Nelle elezioni amministrative di inizio maggio la Lega Nord ha avuto un risultato apparentemente contraddittorio. Hanno indubbiamente inciso i riflessi delle polemiche sull’uso dei fondi pubblici ma ha avuto peso anche il vento favorevole derivante dall’essere la più importante forza di opposizione al Governo Monti e soprattutto dai buoni risultati ottenuti da molte amministrazioni locali. Anche per questo il fenomeno Lega sembra accentuare le proprie caratteristiche.
Il partito fondato da Umberto Bossi è sicuramente uno dei grandi fenomeni politici degli ultimi vent’anni e ha saputo esprimere uomini politici e di governo, in primo luogo Roberto Maroni, capaci di grande capacità pragmatica e di significativa efficienza politica.

Così come Flavio Tosi, riconfermato sindaco di Verona al primo turno. Ma nello stesso tempo la Lega è anche l’esempio più chiaro ed esplicito di come la “politica romana” e la partecipazione diretta al Governo del Paese siano riuscite a trasformare gli ideali originari della battaglia politica nella gestione ordinaria del sottogoverno, nell’occupazione metodica di seggiole e poltrone, nella conquista di posizioni di interessi e di potere nelle aziende pubbliche. Arrivando così ad annullare completamente gli obiettivi di partenza che erano fondati sull’antistatalismo, sulla lotta agli sprechi e agli enti inutili, sulla semplificazione, sullo smantellamento dei monopoli pubblici, sulla riduzione delle imposte.
Lo dimostra con grande efficacia e tempestività il libro “Dai cappi alle scope” di Andrea Giuricin, dove la parabola della Lega viene analizzata soprattutto in relazione alla grande distanza che si è creata tra le prime formulazione teoriche e programmatiche e la politica attuata dalla Lega nei lunghi anni in cui ha condiviso responsabilità di Governo.

La Lega delle autonomie, delle privatizzazioni, della lotta agli sprechi, del merito e dell’efficienza ha progressivamente lasciato il posto alla ricerca del consenso politico e alla rappresentazioni simboliche e spettacolari che non hanno contribuito per nulla a dare maggiore efficienza al Paese e migliore competitività all’economia. Le stesse terre dove la Lega ha fondato il proprio potere hanno visto inaridirsi i sentieri della crescita tanto che paradossalmente in pochi anni la provincia di Bucarest ha raggiunto e superato il reddito pro-capite del Nord Est.

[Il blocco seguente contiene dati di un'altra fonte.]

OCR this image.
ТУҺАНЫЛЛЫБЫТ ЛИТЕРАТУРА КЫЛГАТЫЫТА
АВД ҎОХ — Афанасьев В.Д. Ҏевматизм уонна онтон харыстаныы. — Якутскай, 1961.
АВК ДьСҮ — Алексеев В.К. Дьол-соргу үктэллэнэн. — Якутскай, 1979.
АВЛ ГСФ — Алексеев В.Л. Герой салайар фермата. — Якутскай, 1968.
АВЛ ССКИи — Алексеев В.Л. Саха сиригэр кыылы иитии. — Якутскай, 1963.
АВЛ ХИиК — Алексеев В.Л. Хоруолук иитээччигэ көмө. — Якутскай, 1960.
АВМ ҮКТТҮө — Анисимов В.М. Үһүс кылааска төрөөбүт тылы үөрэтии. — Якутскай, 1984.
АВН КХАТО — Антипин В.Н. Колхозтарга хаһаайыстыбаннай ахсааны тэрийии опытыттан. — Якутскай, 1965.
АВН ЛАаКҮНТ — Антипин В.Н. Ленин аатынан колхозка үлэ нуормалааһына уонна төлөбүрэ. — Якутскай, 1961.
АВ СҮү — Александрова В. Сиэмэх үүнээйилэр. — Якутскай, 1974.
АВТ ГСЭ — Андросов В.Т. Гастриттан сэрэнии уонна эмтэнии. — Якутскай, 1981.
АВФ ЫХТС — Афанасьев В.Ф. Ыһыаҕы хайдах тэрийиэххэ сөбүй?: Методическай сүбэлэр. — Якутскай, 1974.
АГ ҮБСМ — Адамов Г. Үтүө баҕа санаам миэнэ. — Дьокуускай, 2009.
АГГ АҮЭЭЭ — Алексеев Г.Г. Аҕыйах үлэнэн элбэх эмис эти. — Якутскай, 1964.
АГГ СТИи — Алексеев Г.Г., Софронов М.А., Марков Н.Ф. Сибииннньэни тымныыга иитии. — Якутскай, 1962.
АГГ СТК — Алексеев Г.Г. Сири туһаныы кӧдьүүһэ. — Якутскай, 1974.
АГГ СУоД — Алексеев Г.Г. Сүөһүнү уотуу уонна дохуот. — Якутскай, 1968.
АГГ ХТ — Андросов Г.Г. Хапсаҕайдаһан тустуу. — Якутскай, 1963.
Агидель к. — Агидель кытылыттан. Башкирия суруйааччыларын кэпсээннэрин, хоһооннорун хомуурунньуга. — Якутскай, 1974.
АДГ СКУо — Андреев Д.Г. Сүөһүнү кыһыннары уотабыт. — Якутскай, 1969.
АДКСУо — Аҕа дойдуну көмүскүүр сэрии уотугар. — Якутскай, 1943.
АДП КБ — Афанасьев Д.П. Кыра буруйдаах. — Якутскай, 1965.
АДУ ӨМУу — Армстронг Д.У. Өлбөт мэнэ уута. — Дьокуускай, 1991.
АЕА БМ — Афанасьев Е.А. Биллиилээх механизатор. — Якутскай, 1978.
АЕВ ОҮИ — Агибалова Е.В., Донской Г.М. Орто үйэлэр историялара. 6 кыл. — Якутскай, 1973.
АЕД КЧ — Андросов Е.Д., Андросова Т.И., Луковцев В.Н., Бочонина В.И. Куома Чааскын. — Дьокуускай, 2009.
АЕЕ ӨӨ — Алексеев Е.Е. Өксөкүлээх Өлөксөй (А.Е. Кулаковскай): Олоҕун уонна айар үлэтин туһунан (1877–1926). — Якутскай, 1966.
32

Nella concretezza politica l’analisi di Giuricin si sofferma su due casi emblematici: la costante opposizione a una riforma importante come l’abolizione delle Province e l’incapacità a imporre una politica di sviluppo per uno degli asset strutturali più rilevanti per il Nord Italia come l’aeroporto della Malpensa (ai cui vertici siede peraltro un esponente leghista). L’abolizione delle Province, che avrebbe dovuto essere decisa negli anni Sessanta contestualmente all’avvio delle Regioni, potrebbe portare a un risparmio di almeno due miliardi l’anno affidando le attuali competenze alle Regioni o ai Comuni. Ma una riforma di questo tipo, che risponderebbe a una logica di risparmio finanziario oltre che di efficienza del sistema statale, porterebbe con se anche l’abolizione di posti di potere politico a cui, ovviamente, il partito è molto emozionato.

E se in questo caso la Lega ha difeso i propri interessi nella vicenda Malpensa non è riuscita nemmeno a questo: tanto che si è perfino dovuto attendere il Governo Monti per dare il via libera alla compagnia di Singapore che si offriva di collegare Milano con New York. Ma gli esempi non si fermano qua. E l’analisi impietosa di Giuricin non risparmia critiche alla gestione della politica, soprattutto economica, degli ultimi anni. E come scrive Leonardo Facco nella prefazione: “La “Lega di lotta e di governo”, messa sotto la lente dello studioso, si presenta per quello che è, ovvero un ossimoro, la più grande presa per i fondelli dell’Italia repubblicana”.